Linear O(N) sorting with Radix Sort (2000)

saurik · on Feb 1, 2022

The bottom of this article links to an article by Michael Herf (of f.lux fame, but also having had developed Picassa) on his radix sort optimizations. I considered these two articles to be absolutely critical to my understanding of algorithms back 20 years ago, when I was finally transitioning to "more complex" development while working with/for Jake Cannell (who had worked under Herf and was paying close attention to Pierre). I came to believe that sorts that don't at least try to use don't use radix somewhere are somehow "missing the point" of algorithmic design.

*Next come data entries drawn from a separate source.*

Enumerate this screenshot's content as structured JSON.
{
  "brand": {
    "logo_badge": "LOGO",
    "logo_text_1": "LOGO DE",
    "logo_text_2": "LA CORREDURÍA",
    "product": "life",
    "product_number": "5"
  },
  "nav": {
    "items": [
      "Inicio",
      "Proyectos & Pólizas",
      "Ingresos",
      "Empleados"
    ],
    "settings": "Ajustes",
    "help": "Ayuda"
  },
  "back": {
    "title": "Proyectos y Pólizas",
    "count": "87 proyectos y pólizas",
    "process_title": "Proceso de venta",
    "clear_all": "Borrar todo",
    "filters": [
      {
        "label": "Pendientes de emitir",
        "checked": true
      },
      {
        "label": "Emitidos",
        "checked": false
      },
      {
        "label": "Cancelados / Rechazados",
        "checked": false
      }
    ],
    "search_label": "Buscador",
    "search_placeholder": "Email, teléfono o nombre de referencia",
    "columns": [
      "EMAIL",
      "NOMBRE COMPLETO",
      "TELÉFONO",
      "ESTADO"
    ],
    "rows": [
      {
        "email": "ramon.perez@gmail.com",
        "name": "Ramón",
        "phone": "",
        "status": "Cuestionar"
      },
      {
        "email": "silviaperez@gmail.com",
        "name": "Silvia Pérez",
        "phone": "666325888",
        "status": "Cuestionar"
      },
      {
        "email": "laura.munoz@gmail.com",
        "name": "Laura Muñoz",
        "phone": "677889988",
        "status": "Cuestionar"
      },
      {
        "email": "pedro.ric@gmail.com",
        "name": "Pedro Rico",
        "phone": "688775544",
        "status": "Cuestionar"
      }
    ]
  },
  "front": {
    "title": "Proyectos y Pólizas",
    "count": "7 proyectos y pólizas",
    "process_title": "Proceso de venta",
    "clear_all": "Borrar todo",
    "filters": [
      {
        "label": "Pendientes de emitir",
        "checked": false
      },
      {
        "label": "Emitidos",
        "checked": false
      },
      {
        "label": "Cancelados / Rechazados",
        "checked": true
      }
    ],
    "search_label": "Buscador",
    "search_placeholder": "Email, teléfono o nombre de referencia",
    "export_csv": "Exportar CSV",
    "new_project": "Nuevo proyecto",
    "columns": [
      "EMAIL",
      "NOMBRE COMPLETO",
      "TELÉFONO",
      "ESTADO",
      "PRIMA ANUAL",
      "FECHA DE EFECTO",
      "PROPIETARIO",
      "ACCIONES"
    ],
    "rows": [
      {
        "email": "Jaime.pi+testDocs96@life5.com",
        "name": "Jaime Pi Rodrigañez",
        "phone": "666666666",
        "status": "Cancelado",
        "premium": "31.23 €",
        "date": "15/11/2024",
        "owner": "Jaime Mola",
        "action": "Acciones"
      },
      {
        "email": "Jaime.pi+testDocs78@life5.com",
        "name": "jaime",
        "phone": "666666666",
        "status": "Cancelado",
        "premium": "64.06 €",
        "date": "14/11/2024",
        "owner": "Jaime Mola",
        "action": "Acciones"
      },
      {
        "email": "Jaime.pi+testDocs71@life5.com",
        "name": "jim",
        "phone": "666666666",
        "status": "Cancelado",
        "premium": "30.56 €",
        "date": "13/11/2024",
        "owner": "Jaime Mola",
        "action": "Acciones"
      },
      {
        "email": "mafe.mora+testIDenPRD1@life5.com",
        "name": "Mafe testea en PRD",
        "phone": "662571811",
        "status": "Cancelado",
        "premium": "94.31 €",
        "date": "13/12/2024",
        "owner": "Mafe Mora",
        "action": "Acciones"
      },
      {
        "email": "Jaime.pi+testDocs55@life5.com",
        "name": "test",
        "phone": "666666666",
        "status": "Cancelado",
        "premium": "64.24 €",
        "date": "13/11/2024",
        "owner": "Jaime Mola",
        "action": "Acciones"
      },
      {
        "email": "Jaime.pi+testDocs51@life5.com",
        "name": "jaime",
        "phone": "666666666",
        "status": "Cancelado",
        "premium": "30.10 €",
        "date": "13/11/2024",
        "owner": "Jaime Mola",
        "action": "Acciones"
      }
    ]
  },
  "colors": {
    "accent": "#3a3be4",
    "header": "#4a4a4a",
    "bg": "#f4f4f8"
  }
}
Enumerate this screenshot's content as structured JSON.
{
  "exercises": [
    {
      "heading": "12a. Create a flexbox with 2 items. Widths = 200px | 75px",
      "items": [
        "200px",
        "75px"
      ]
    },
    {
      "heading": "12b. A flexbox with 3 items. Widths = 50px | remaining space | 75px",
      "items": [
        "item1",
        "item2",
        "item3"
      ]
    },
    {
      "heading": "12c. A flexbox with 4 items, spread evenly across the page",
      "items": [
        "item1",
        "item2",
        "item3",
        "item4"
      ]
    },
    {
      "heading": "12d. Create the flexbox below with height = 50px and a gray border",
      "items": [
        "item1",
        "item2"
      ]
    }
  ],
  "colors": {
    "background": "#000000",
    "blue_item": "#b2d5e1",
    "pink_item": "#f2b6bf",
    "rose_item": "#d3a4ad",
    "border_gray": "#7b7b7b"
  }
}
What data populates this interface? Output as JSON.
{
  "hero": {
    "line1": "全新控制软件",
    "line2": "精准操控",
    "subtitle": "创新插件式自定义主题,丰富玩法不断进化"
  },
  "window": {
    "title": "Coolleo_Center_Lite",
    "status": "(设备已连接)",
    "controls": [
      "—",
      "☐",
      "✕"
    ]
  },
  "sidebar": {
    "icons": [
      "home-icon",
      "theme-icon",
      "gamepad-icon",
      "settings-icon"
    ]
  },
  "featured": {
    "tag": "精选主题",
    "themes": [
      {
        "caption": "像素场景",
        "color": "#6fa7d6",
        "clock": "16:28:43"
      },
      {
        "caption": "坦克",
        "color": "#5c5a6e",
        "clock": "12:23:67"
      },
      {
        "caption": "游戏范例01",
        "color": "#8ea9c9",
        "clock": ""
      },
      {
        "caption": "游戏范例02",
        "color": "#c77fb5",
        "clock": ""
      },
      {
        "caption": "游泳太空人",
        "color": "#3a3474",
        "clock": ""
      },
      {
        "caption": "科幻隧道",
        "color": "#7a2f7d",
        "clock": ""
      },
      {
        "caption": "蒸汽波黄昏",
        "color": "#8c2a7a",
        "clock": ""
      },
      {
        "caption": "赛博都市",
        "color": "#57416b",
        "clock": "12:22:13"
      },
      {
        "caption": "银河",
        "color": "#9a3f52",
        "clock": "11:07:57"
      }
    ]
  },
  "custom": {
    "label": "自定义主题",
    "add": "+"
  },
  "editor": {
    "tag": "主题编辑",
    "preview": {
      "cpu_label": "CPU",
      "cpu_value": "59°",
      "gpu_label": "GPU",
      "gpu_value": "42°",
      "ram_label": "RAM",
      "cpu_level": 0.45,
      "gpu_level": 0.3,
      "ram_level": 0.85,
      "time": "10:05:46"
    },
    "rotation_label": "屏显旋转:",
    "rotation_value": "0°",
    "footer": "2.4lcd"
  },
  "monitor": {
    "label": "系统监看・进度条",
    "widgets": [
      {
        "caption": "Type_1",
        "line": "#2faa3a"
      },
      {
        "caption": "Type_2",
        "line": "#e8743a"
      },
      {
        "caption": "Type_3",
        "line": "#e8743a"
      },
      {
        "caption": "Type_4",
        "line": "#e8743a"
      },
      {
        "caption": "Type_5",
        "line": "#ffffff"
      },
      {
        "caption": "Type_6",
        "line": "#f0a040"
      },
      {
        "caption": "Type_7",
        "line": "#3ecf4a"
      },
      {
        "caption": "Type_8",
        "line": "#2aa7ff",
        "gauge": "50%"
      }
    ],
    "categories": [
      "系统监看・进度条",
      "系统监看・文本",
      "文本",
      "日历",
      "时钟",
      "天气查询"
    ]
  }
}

A decade later, while working on Cydia--which has a complex problem of trying to provide efficient local operation of a federated "app store" on mobile devices, and was dealing with a need to sort tens of thousands of packages (and which had been very very slow with users getting increasingly angry at me refusing to centralized the service)--I ended up determining my biggest issue was the sorting process and turning to radix sort, using some experimentally-chosen offsets for radix passes, which I could use to "mostly sort" the data before switching to an insertion sort "fixup" pass (which could then use the fully-unicode-aware number-parsing magical comparator people are used to).

colmvp · on Feb 1, 2022

> In every decent programmer’s toolbox lies a strange weapon called a Radix Sort. Where does it come from ? Who invented it ? I don’t know.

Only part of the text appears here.